Department of Radiology, Second Affiliated Hospital, Harbin Medical University, Harbin 150086, China.
Hepatobiliary Pancreat Dis Int. 2012 Aug 15;11(4):407-11. doi: 10.1016/s1499-3872(12)60199-4.
Early detection and treatment of hepatocellular carcinoma is crucial to improving the patients' survival. The hemodynamic changes caused by tumors can be serially measured using CT perfusion. In this study, we used a CT perfusion technique to demonstrate the changes of hepatic hemodynamics in early tumor growth, as a proof-of-concept study for human early hepatocellular carcinoma.
VX2 tumors were implanted in the liver of ten New Zealand rabbits. CT perfusion scans were made 1 week (early) and 2 weeks (late) after tumor implantation. Ten normal rabbits served as controls. CT perfusion parameters were obtained at the tumor rim, normal tissue surrounding the tumor, and control liver; the parameters were hepatic blood flow, hepatic blood volume, mean transit time, permeability of capillary vessel surface, hepatic arterial index, hepatic arterial perfusion and hepatic portal perfusion. Microvessel density and vascular endothelial growth factor were correlated.
At the tumor rim, compared to the controls, hepatic blood flow, hepatic blood volume, permeability of capillary vessel surface, hepatic arterial index, and hepatic arterial perfusion increased, while mean transit time and hepatic portal perfusion decreased on both early and late scans (P<0.05). Hepatic arterial index increased (135%, P<0.05), combined with a sharp increase in hepatic arterial perfusion (182%, P<0.05) and a marked decrease in hepatic portal perfusion (-76%, P<0.05) at 2 weeks rather than at 1 week (P<0.05). Microvessel density and vascular endothelial growth factor showed significant linear correlations with hepatic blood flow, permeability of capillary vessel surface and hepatic arterial index, but not with hepatic blood volume or mean transit time.
The CT perfusion technique demonstrated early changes of hepatic hemodynamics in this tumor model as proof-of-concept for early hepatocellular carcinoma detection in humans.

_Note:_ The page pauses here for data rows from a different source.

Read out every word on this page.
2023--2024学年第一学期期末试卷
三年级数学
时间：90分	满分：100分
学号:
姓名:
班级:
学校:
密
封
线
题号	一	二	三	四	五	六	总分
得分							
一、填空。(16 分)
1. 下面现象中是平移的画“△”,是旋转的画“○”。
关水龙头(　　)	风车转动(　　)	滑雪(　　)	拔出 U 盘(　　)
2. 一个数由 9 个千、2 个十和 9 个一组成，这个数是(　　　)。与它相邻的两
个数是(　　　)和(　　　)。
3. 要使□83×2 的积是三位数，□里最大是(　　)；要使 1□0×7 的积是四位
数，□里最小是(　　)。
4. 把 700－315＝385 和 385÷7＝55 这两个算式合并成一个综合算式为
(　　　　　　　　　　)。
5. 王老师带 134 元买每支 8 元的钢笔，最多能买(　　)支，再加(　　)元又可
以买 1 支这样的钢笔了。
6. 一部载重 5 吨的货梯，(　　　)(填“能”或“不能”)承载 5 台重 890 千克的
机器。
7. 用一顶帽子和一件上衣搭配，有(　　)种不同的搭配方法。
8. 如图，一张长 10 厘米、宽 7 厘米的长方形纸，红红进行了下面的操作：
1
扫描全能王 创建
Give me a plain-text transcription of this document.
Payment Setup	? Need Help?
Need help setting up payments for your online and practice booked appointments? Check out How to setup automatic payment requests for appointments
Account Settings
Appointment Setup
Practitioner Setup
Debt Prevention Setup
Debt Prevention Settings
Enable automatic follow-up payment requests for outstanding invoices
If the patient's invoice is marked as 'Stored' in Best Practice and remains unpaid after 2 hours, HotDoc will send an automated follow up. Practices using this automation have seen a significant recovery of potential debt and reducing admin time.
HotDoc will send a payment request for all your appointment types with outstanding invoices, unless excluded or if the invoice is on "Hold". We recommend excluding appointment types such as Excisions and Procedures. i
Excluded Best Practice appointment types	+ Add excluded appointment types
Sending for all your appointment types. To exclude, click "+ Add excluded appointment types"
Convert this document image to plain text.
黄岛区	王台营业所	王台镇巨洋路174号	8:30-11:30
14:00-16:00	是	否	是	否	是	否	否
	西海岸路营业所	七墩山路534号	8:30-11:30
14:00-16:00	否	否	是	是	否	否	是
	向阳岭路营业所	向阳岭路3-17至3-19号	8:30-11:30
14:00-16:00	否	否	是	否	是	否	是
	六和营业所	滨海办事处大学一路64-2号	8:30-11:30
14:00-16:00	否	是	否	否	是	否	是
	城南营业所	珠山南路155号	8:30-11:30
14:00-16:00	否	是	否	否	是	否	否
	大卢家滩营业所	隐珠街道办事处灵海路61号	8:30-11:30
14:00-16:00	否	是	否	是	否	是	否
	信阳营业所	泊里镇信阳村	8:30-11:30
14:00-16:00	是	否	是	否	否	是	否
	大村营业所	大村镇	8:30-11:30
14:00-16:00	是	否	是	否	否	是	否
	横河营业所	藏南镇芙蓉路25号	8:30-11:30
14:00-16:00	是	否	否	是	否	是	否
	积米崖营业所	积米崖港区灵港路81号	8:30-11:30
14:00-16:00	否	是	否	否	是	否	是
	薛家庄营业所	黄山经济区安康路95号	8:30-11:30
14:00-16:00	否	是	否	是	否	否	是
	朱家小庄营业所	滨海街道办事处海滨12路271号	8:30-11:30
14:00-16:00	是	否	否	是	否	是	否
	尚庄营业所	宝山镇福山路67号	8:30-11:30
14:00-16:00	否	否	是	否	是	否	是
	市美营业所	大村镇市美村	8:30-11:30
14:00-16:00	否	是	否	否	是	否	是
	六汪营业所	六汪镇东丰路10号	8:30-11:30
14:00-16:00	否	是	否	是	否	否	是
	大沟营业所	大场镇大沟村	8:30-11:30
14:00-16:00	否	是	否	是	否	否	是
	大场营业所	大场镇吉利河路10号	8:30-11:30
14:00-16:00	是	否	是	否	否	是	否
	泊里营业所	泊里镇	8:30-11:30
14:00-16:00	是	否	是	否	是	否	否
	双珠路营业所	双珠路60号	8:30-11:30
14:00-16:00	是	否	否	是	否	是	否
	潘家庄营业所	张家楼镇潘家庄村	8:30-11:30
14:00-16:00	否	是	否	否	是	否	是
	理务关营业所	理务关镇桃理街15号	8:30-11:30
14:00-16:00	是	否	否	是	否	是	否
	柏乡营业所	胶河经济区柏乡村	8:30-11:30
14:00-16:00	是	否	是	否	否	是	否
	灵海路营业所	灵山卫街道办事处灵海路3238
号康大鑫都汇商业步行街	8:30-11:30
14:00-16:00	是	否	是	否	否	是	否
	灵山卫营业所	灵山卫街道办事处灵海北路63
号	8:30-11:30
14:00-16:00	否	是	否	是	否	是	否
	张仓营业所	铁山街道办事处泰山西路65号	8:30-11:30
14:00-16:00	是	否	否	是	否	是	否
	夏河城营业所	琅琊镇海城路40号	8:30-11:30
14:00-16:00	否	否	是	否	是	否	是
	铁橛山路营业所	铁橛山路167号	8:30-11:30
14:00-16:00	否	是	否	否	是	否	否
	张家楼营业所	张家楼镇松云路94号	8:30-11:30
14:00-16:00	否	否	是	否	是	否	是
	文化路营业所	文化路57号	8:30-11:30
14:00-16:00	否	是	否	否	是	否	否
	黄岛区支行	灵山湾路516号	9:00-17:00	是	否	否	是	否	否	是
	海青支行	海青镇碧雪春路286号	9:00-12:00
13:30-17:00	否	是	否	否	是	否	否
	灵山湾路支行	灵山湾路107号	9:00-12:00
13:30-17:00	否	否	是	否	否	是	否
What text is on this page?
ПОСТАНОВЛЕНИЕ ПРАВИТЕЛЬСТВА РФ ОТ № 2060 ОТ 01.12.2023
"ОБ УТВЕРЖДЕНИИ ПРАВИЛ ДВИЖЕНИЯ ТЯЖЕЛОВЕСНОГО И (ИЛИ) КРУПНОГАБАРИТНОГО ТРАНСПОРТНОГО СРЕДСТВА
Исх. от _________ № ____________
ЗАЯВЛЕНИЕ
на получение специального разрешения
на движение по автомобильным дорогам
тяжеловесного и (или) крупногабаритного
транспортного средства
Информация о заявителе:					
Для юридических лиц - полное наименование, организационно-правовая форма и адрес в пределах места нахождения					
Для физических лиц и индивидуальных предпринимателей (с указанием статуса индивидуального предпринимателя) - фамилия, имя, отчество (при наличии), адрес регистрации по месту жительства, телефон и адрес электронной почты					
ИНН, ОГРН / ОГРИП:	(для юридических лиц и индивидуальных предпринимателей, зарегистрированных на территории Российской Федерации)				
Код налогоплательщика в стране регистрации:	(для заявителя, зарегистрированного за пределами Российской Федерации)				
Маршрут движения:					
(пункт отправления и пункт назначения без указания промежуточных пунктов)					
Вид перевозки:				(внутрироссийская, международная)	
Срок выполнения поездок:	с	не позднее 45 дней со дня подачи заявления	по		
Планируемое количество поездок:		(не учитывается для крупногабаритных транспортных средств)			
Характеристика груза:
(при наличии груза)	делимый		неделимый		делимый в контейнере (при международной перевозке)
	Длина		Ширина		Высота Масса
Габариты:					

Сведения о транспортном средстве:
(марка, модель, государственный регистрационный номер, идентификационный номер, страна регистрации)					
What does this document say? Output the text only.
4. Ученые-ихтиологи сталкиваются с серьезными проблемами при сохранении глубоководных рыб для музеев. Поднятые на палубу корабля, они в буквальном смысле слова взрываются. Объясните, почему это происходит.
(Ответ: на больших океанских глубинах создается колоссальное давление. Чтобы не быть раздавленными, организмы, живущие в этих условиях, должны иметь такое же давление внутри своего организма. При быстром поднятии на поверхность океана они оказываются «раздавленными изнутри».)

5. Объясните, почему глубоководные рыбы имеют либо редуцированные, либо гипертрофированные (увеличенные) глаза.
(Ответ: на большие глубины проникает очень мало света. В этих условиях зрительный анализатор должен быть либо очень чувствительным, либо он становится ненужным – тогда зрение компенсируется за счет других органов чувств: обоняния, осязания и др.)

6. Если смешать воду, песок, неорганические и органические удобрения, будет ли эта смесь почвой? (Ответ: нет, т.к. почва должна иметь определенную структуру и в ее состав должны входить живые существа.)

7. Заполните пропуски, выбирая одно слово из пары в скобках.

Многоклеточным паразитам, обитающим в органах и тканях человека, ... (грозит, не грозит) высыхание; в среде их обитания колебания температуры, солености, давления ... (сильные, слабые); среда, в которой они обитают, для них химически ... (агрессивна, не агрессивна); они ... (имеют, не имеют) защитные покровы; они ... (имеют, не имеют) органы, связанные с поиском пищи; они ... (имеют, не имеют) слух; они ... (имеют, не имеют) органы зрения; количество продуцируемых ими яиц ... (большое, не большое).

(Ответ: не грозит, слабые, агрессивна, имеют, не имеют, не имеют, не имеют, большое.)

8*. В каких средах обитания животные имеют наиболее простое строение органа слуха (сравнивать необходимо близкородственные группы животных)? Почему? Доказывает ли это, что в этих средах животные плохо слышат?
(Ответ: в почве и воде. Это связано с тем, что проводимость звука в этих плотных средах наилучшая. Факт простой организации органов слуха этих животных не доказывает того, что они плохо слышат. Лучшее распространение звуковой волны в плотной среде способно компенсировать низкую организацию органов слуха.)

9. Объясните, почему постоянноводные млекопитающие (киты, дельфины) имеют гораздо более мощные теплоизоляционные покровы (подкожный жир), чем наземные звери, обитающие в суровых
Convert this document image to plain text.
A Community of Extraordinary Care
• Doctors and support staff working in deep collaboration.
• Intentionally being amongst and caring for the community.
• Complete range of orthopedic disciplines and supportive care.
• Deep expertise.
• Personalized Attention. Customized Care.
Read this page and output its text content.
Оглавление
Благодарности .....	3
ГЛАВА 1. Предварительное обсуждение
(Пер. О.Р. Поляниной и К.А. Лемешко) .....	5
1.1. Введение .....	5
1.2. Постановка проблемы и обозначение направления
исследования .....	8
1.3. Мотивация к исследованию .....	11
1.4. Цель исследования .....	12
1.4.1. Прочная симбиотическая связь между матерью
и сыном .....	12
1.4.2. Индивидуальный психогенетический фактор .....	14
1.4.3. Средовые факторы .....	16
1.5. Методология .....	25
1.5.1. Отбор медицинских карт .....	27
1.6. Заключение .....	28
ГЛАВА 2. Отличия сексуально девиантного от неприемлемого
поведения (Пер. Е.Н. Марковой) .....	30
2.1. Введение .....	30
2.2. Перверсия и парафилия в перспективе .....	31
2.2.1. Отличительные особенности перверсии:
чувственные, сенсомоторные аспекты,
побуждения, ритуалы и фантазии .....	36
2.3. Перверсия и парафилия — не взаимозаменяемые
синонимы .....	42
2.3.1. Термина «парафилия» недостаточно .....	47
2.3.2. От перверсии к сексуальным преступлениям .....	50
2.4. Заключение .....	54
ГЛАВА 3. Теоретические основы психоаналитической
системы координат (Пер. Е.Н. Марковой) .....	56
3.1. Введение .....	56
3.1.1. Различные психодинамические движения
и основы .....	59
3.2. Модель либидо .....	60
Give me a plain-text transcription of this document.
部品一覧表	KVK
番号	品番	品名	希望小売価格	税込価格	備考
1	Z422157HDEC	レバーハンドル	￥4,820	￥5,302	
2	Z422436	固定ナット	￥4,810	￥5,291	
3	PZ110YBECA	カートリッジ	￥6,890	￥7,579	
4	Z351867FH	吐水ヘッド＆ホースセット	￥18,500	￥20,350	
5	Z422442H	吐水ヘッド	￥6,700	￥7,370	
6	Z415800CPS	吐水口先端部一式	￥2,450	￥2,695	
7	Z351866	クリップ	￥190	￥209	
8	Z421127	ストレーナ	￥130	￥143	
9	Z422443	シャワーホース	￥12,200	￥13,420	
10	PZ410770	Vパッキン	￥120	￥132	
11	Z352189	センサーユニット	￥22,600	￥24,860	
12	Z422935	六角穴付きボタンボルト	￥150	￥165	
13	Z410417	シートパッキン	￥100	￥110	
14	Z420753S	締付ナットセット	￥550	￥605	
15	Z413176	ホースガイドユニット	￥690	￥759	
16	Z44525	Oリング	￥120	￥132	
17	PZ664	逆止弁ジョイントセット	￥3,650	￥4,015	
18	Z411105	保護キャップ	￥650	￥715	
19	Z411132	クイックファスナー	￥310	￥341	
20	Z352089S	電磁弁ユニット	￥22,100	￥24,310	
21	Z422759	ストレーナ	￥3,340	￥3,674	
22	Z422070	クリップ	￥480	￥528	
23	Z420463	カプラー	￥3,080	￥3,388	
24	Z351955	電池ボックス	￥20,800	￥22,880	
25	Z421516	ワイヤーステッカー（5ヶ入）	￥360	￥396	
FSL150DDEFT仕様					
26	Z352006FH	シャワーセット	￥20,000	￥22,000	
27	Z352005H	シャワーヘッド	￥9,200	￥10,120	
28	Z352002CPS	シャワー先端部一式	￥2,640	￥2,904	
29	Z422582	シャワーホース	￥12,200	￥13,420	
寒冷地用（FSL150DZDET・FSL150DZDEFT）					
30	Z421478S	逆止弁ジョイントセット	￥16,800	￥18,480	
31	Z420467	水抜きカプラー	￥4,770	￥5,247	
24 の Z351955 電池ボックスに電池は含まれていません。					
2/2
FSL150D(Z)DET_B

早期发现和治疗肝细胞癌对于提高患者的生存率至关重要。肿瘤引起的血流动力学变化可以通过 CT 灌注连续测量。在这项研究中,我们使用 CT 灌注技术来证明肿瘤早期生长时肝血流动力学的变化,作为人类早期肝细胞癌的概念验证研究。
将 VX2 肿瘤植入 10 只新西兰兔的肝脏中。在肿瘤植入后 1 周(早期)和 2 周(晚期)进行 CT 灌注扫描。10 只正常兔作为对照。在肿瘤边缘、肿瘤周围正常组织和对照肝中获得 CT 灌注参数;参数包括肝血流量、肝血容量、平均通过时间、毛细血管表面通透性、肝动脉指数、肝动脉灌注和肝门静脉灌注。微血管密度和血管内皮生长因子相关。
在肿瘤边缘,与对照组相比,早期和晚期扫描时肝血流量、肝血容量、毛细血管表面通透性、肝动脉指数和肝动脉灌注增加,而平均通过时间和肝门静脉灌注减少(P<0.05)。肝动脉指数增加(135%,P<0.05),肝动脉灌注增加(182%,P<0.05),肝门静脉灌注减少(-76%,P<0.05),2 周时比 1 周时更为明显(P<0.05)。微血管密度和血管内皮生长因子与肝血流量、毛细血管表面通透性和肝动脉指数呈显著线性相关,但与肝血容量或平均通过时间无关。
CT 灌注技术在该肿瘤模型中证明了肝血流动力学的早期变化,为人类早期肝细胞癌检测提供了概念验证。